Airplane engines and predictive maintenance analytics seem like a match made in the heavens. The equipment that carries people around the world can be monitored and serviced for impending issues before they cause any consequences. If you run an airline, what’s not to like about that?

The surprising answer is, “More than you might imagine.”

If an airline must ground a plane, pull an engine, and service it, they foot the bill. But if the engine breaks down, it’s covered by the warranty, and the manufacturer picks up the tab. As much as predictive maintenance makes sense in a big-picture way, nuanced issues like contract terms can determine who is incented to use the technology today.

What’s holding back predictive maintenance?
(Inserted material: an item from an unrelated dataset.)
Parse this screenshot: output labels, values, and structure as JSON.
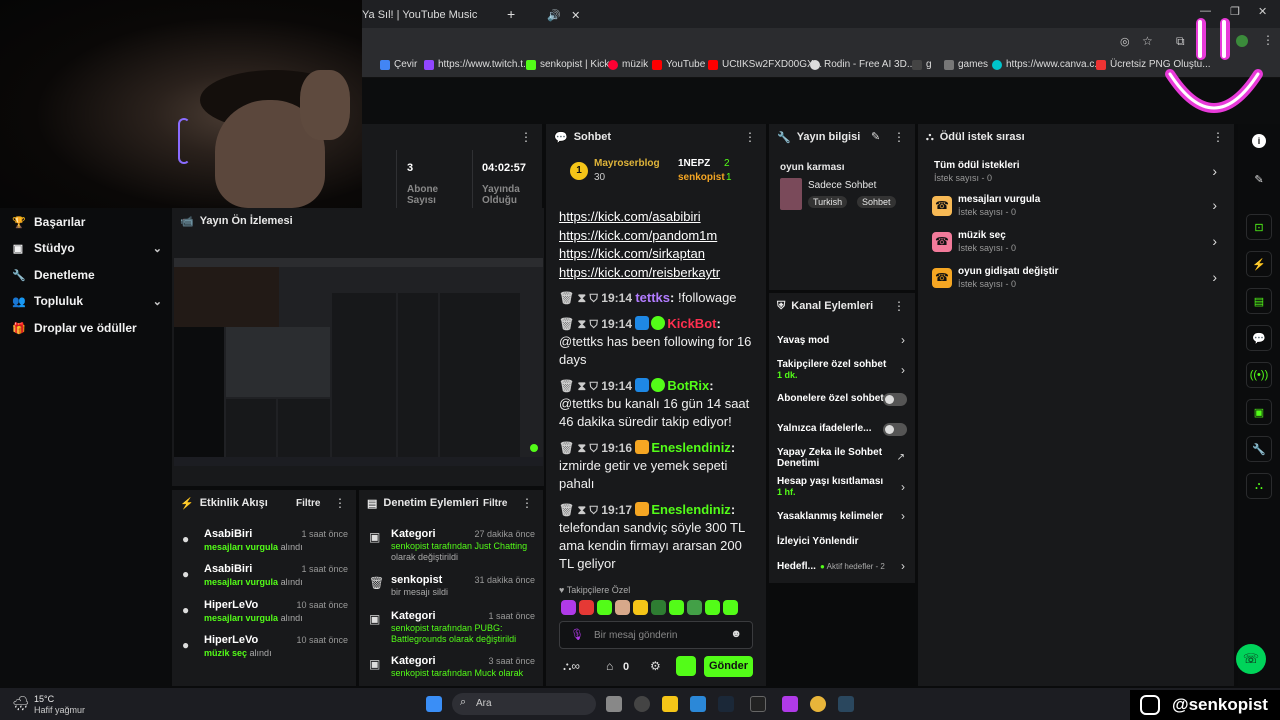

That’s one reason why predictive maintenance has not caught on in the industrial space to the degree it should have. The technology often isn’t deployed in a way that is aligned with the processes, contracts, and incentives of those who use the equipment. Maintenance is a cost center, so it’s difficult to derive value from putting in the time, cost, and work to reduce the risk of encountering a problem.

The technology is so powerful and useful that the processes and contracts will inevitably catch up. Until then, the analytics that power predictive maintenance can be used in several ways that provide a more immediate payoff.

Root Cause Analysis. Replacing a part in expensive machinery before it fails is useful. Understanding the root cause of why that part failed is a bigger opportunity with many implications. In a high cost of failure environment, using analytics to understand RCA is pure gold. Let’s say the engine fails, and the manufacturer repairs it under the warranty. The data that could have predicted and prevented the failure is still valuable. The manufacturer might learn, for example, that if a rubber component is replaced at the same time as the broken part, the incidence of future failures will be dramatically reduced.

Inventory Management. Even if the contract terms make it undesirable to service the equipment based on the likelihood of an impending failure, knowledge of that failure can be useful in other ways. Predictive device monitoring that provides early warning of a part failure can guide service organizations in when to order parts, allowing them to reduce spare inventory holdings and reduce rush orders.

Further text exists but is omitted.